Aston Villa and a matter of pride

Villa’s season ends with defeat at Crystal Palace, watched by an unconcerned Dave Woodhall.

It’s not very often that Villa have a nothing at stake end of season game, and even rarer when the reason is because we’ve done all that needs doing rather than because we couldn’t do any better. And so it was that the Vlsupporters who travelled to Selhurst Park were more concerned with enjoying themselves than with worrying about the score, whether there or anywhere else for that matter.

Unai Emery finally managed what he’s been threatening all season – a full team of eleven players out injured, Emiliano Martinez being the latest casualty, and with one eye on the Euros it wouldn’t have been a major surprise if Ollie Watkins had also been missing had he not been chasing that elusive twentieth goal. One surprise addition to the bench was Emery jr, who probably spent most of the match with his old man telling him to sit up straight and not slouch.

Anyway, Palace scored an early goal then Villa looked like they wanted to play for half an hour. They had a few chances, Watkins missing the best of them with a free header from a corner, then before half-time Palace got a second and that was it.

Villa didn’t exactly fall to pieces after the break because they weren’t particularly intact to start with. It was clear from the off that they’d given every final bit of effort in that incredible comeback against Liverpool and there was nothing left. And yes, if one or two of them had been a bit less than totally professional since then, I don’t blame them. Three more goals gave the scoreline a bit of a lopsided look, and I know there’s usually a few goals going in on the final day so it would been nice if Villa had got one of them.

The season ended as it began, with a five-goal hammering, but anyone looking at those two scorelines in isolation wouldn’t have a clue about the 36 games between them. This Villa team has not only got some incredible results and put together some of the best performances I’ve ever witnessed, they’ve been a credit to the traditions of the club.
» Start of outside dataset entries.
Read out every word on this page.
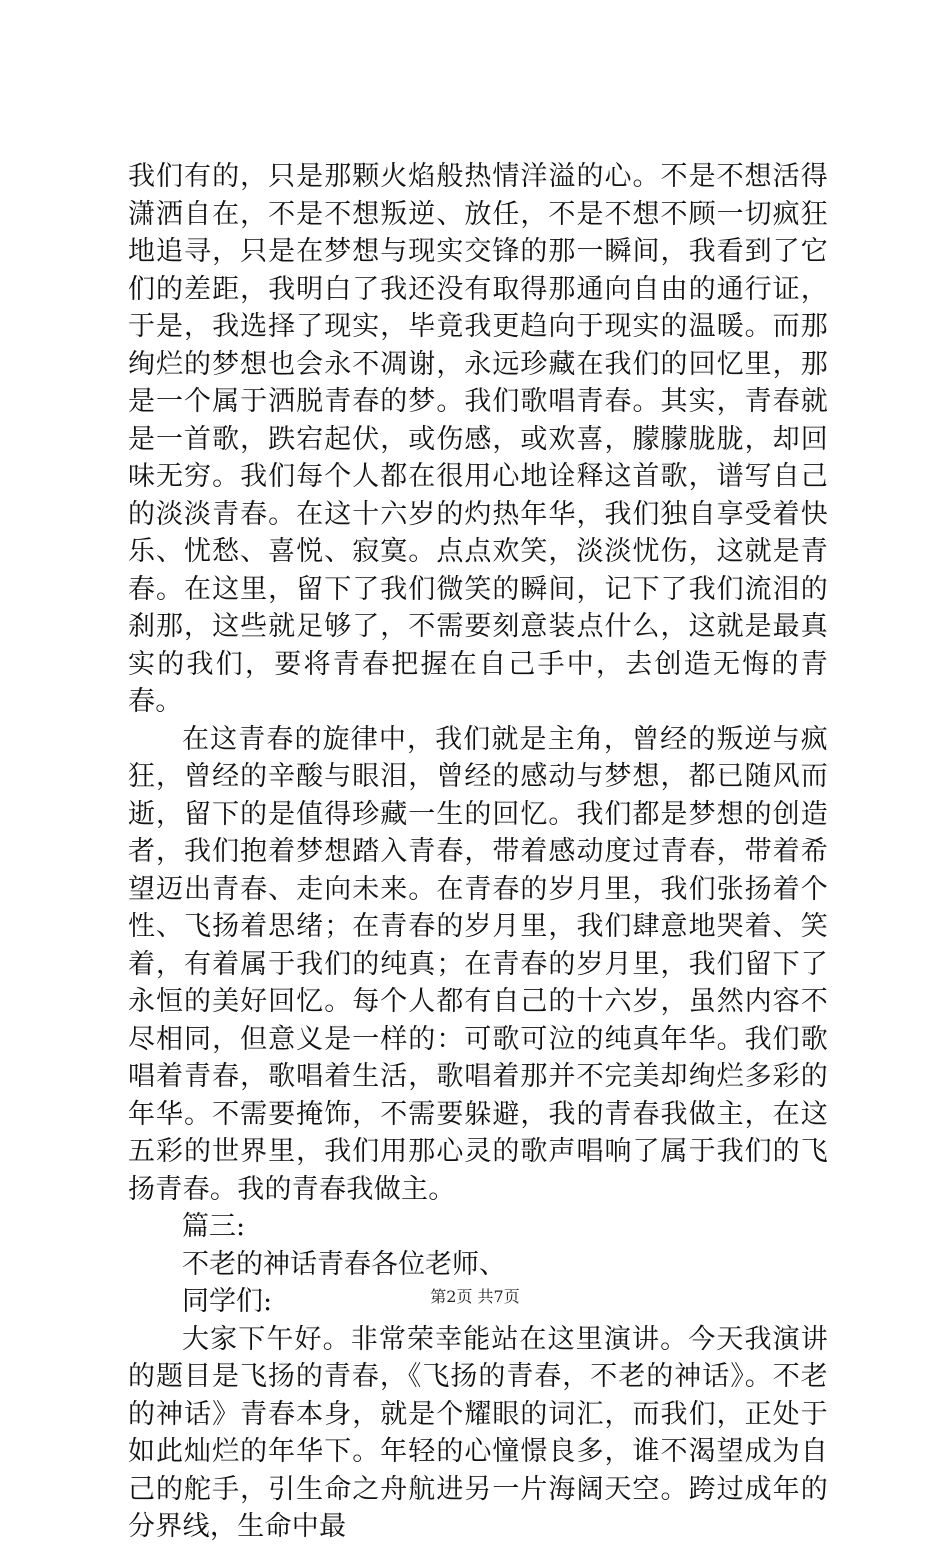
我们有的，只是那颗火焰般热情洋溢的心。不是不想活得潇洒自在，不是不想叛逆、放任，不是不想不顾一切疯狂地追寻，只是在梦想与现实交锋的那一瞬间，我看到了它们的差距，我明白了我还没有取得那通向自由的通行证，于是，我选择了现实，毕竟我更趋向于现实的温暖。而那绚烂的梦想也会永不凋谢，永远珍藏在我们的回忆里，那是一个属于洒脱青春的梦。我们歌唱青春。其实，青春就是一首歌，跌宕起伏，或伤感，或欢喜，朦朦胧胧，却回味无穷。我们每个人都在很用心地诠释这首歌，谱写自己的淡淡青春。在这十六岁的灼热年华，我们独自享受着快乐、忧愁、喜悦、寂寞。点点欢笑，淡淡忧伤，这就是青春。在这里，留下了我们微笑的瞬间，记下了我们流泪的刹那，这些就足够了，不需要刻意装点什么，这就是最真实的我们，要将青春把握在自己手中，去创造无悔的青春。

在这青春的旋律中，我们就是主角，曾经的叛逆与疯狂，曾经的辛酸与眼泪，曾经的感动与梦想，都已随风而逝，留下的是值得珍藏一生的回忆。我们都是梦想的创造者，我们抱着梦想踏入青春，带着感动度过青春，带着希望迈出青春、走向未来。在青春的岁月里，我们张扬着个性、飞扬着思绪；在青春的岁月里，我们肆意地哭着、笑着，有着属于我们的纯真；在青春的岁月里，我们留下了永恒的美好回忆。每个人都有自己的十六岁，虽然内容不尽相同，但意义是一样的：可歌可泣的纯真年华。我们歌唱着青春，歌唱着生活，歌唱着那并不完美却绚烂多彩的年华。不需要掩饰，不需要躲避，我的青春我做主，在这五彩的世界里，我们用那心灵的歌声唱响了属于我们的飞扬青春。我的青春我做主。

篇三:

不老的神话青春各位老师、

同学们:

大家下午好。非常荣幸能站在这里演讲。今天我演讲的题目是飞扬的青春，《飞扬的青春，不老的神话》。不老的神话》青春本身，就是个耀眼的词汇，而我们，正处于如此灿烂的年华下。年轻的心憧憬良多，谁不渴望成为自己的舵手，引生命之舟航进另一片海阔天空。跨过成年的分界线，生命中最

第2页 共7页
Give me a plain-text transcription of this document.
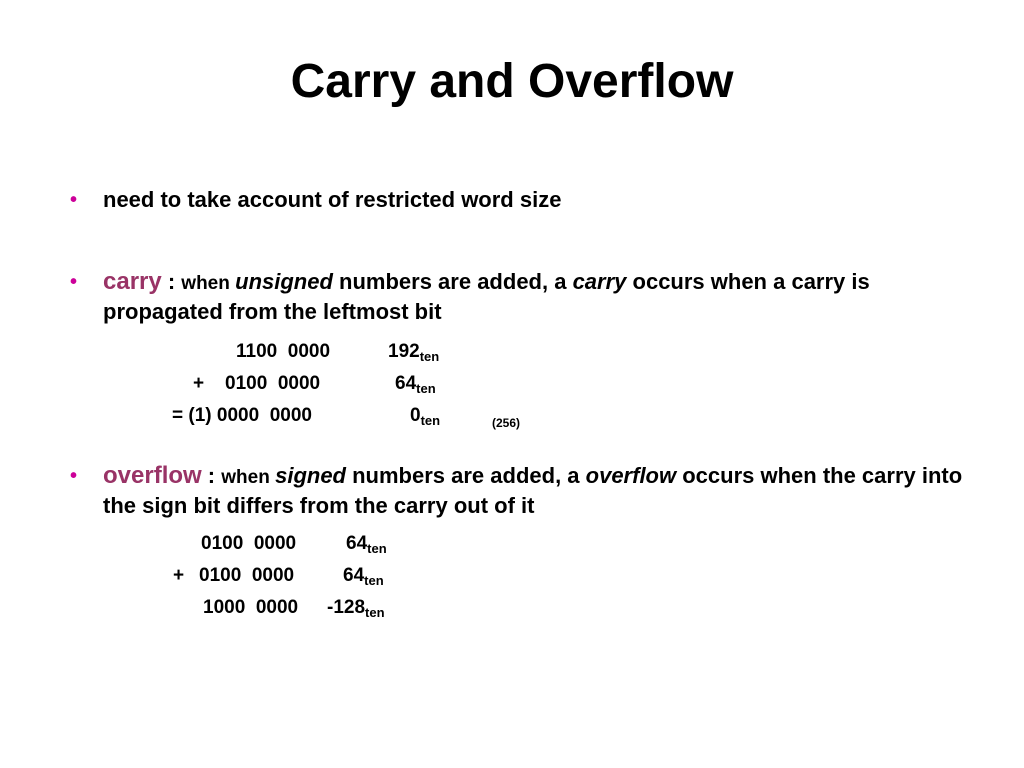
Carry and Overflow
• need to take account of restricted word size
• carry : when unsigned numbers are added, a carry occurs when a carry is propagated from the leftmost bit
1100  0000	$192_{ten}$
+ 0100  0000	$64_{ten}$
= (1) 0000  0000	$0_{ten}$	(256)
• overflow : when signed numbers are added, a overflow occurs when the carry into the sign bit differs from the carry out of it
0100  0000	$64_{ten}$
+ 0100  0000	$64_{ten}$
1000  0000 $-128_{ten}$
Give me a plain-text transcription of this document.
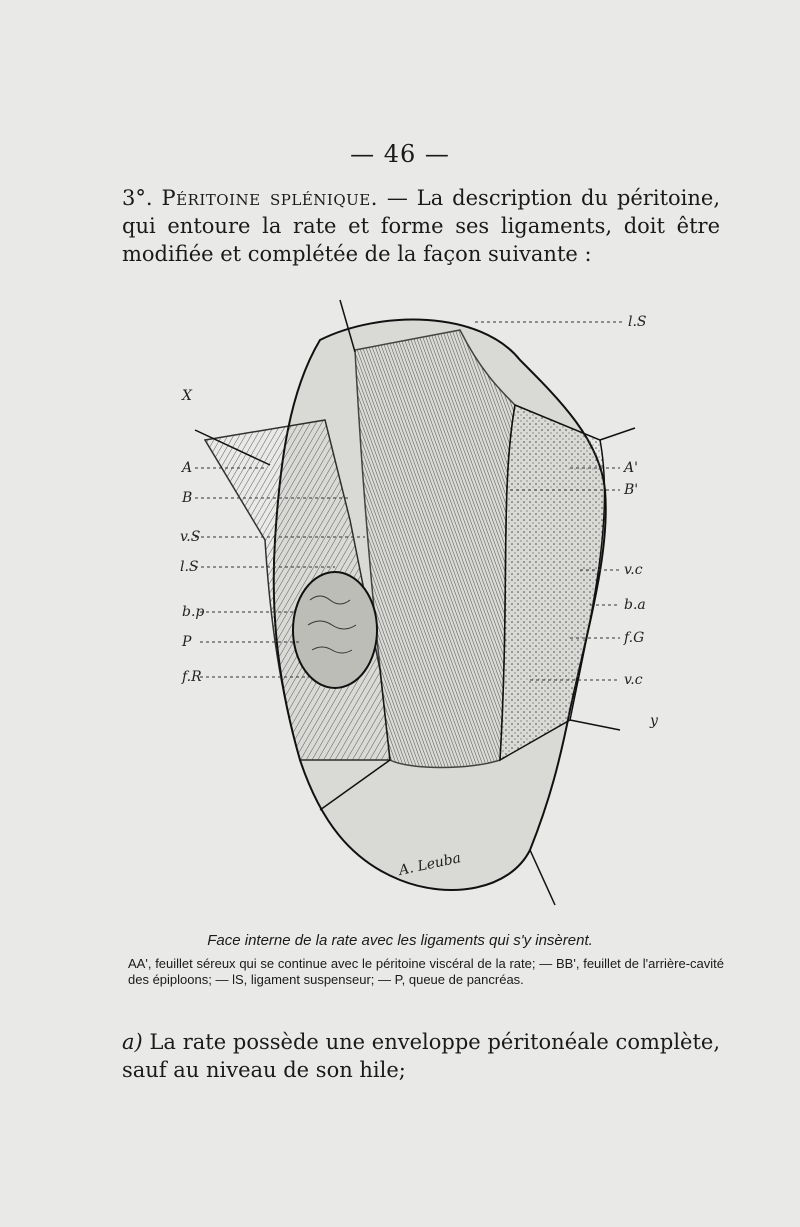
— 46 —
3°. Péritoine splénique. — La description du péritoine, qui entoure la rate et forme ses ligaments, doit être modifiée et complétée de la façon suivante :
X
A
B
v.S
l.S
b.p
P
f.R
l.S
A'
B'
v.c
b.a
f.G
v.c
y
A. Leuba
Face interne de la rate avec les ligaments qui s'y insèrent.
AA', feuillet séreux qui se continue avec le péritoine viscéral de la rate; — BB', feuillet de l'arrière-cavité des épiploons; — lS, ligament suspenseur; — P, queue de pancréas.
a) La rate possède une enveloppe péritonéale complète, sauf au niveau de son hile;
Injuries have reached epidemic proportions, yet not once has Emery mentioned them, much less offered up an excuse.

We had an entire team out against Palace, and if you include Pau Tores, on the bench today and missing for a fair part of the season, they’re very likely a better one that the eleven who started. But no matter what’s been thrown at them, the team and management have carried on and succeeded against the odds. They should be proud of themselves, we should be proud of them.
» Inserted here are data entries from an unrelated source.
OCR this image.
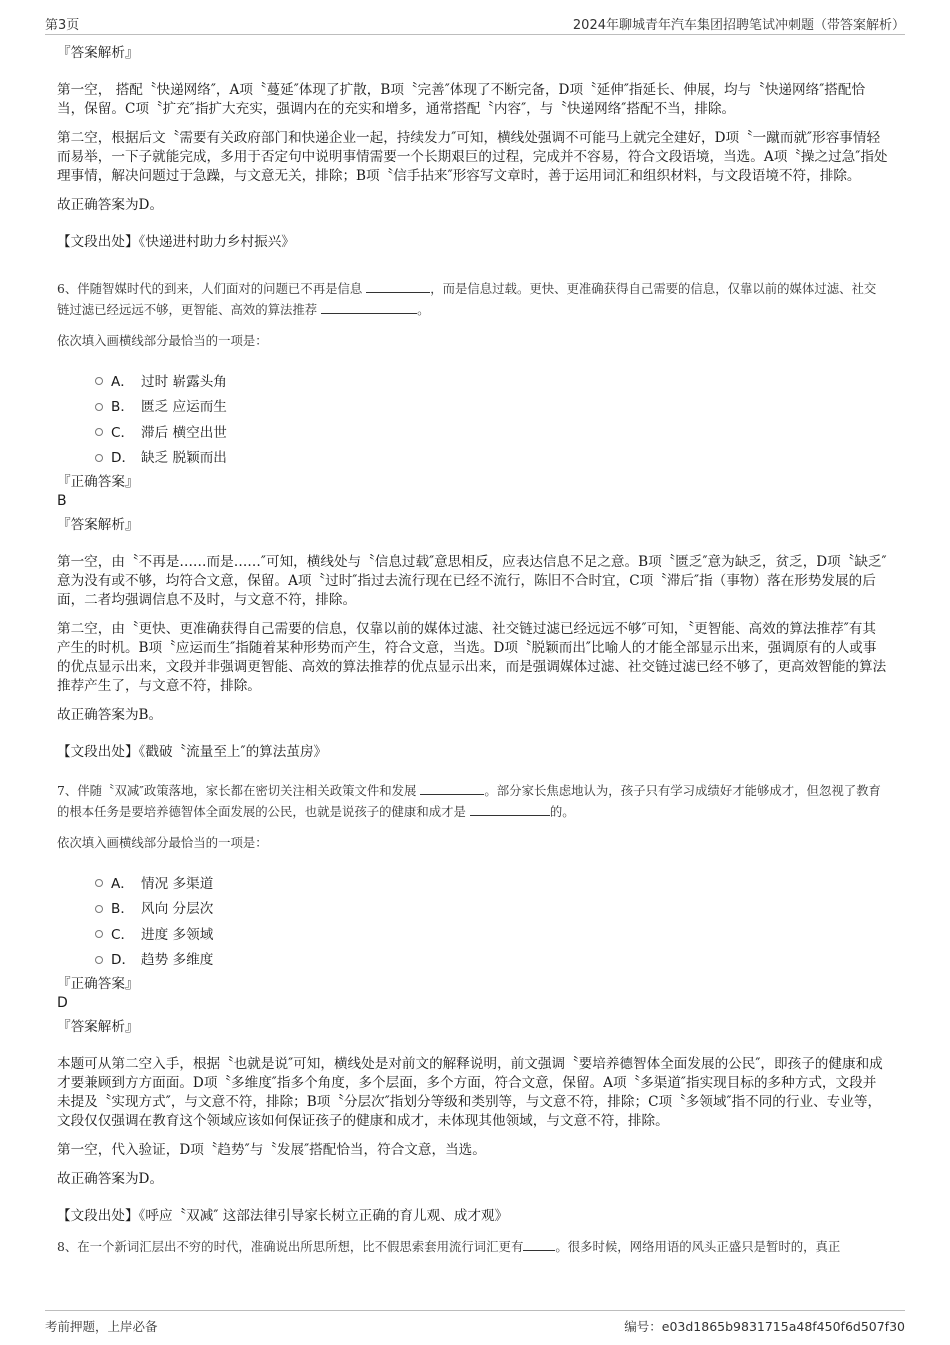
第3页	2024年聊城青年汽车集团招聘笔试冲刺题（带答案解析）

『答案解析』

第一空， 搭配〝快递网络″，A项〝蔓延″体现了扩散，B项〝完善″体现了不断完备，D项〝延伸″指延长、伸展，均与〝快递网络″搭配恰当，保留。C项〝扩充″指扩大充实，强调内在的充实和增多，通常搭配〝内容″，与〝快递网络″搭配不当，排除。

第二空，根据后文〝需要有关政府部门和快递企业一起，持续发力″可知，横线处强调不可能马上就完全建好，D项〝一蹴而就″形容事情轻而易举，一下子就能完成，多用于否定句中说明事情需要一个长期艰巨的过程，完成并不容易，符合文段语境，当选。A项〝操之过急″指处理事情，解决问题过于急躁，与文意无关，排除；B项〝信手拈来″形容写文章时，善于运用词汇和组织材料，与文段语境不符，排除。

故正确答案为D。

【文段出处】《快递进村助力乡村振兴》

6、伴随智媒时代的到来，人们面对的问题已不再是信息	，而是信息过载。更快、更准确获得自己需要的信息，仅靠以前的媒体过滤、社交链过滤已经远远不够，更智能、高效的算法推荐	。

依次填入画横线部分最恰当的一项是：

A． 过时 崭露头角
B． 匮乏 应运而生
C． 滞后 横空出世
D． 缺乏 脱颖而出

『正确答案』

B

『答案解析』

第一空，由〝不再是……而是……″可知，横线处与〝信息过载″意思相反，应表达信息不足之意。B项〝匮乏″意为缺乏，贫乏，D项〝缺乏″意为没有或不够，均符合文意，保留。A项〝过时″指过去流行现在已经不流行，陈旧不合时宜，C项〝滞后″指（事物）落在形势发展的后面，二者均强调信息不及时，与文意不符，排除。

第二空，由〝更快、更准确获得自己需要的信息，仅靠以前的媒体过滤、社交链过滤已经远远不够″可知，〝更智能、高效的算法推荐″有其产生的时机。B项〝应运而生″指随着某种形势而产生，符合文意，当选。D项〝脱颖而出″比喻人的才能全部显示出来，强调原有的人或事的优点显示出来，文段并非强调更智能、高效的算法推荐的优点显示出来，而是强调媒体过滤、社交链过滤已经不够了，更高效智能的算法推荐产生了，与文意不符，排除。

故正确答案为B。

【文段出处】《戳破〝流量至上″的算法茧房》

7、伴随〝双减″政策落地，家长都在密切关注相关政策文件和发展	。部分家长焦虑地认为，孩子只有学习成绩好才能够成才，但忽视了教育的根本任务是要培养德智体全面发展的公民，也就是说孩子的健康和成才是	的。

依次填入画横线部分最恰当的一项是：

A． 情况 多渠道
B． 风向 分层次
C． 进度 多领域
D． 趋势 多维度

『正确答案』

D

『答案解析』

本题可从第二空入手，根据〝也就是说″可知，横线处是对前文的解释说明，前文强调〝要培养德智体全面发展的公民″，即孩子的健康和成才要兼顾到方方面面。D项〝多维度″指多个角度，多个层面，多个方面，符合文意，保留。A项〝多渠道″指实现目标的多种方式，文段并未提及〝实现方式″，与文意不符，排除；B项〝分层次″指划分等级和类别等，与文意不符，排除；C项〝多领域″指不同的行业、专业等，文段仅仅强调在教育这个领域应该如何保证孩子的健康和成才，未体现其他领域，与文意不符，排除。

第一空，代入验证，D项〝趋势″与〝发展″搭配恰当，符合文意，当选。

故正确答案为D。

【文段出处】《呼应〝双减″ 这部法律引导家长树立正确的育儿观、成才观》

8、在一个新词汇层出不穷的时代，准确说出所思所想，比不假思索套用流行词汇更有	。很多时候，网络用语的风头正盛只是暂时的，真正

考前押题，上岸必备	编号：e03d1865b9831715a48f450f6d507f30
Speaking of pride, I saw on Twitter that a young Villa player, whose name I shamefully didn’t notice, was saying his goodbyes after being given a free. Sir Graham once said that a free transfer is, in reality, the sack, and no matter how bad he might be feeling this lad, and everyone like him throughout the leagues, should also be proud of what they’ve achieved. They’ve reached a level that only a fraction of players ever manage and, briefly, lived the dream of every one of us who ever kicked a ball over the park. I hope he, and the others, get fixed up with another club and go on to have lengthy careers.

One thought on “Aston Villa and a matter of pride

  1. ‘Hear hear’ on the best wishes to the player being released! one reads about how much of a blow it is, particularly when a player has come up through the youth ranks so it is ‘the first rejection’.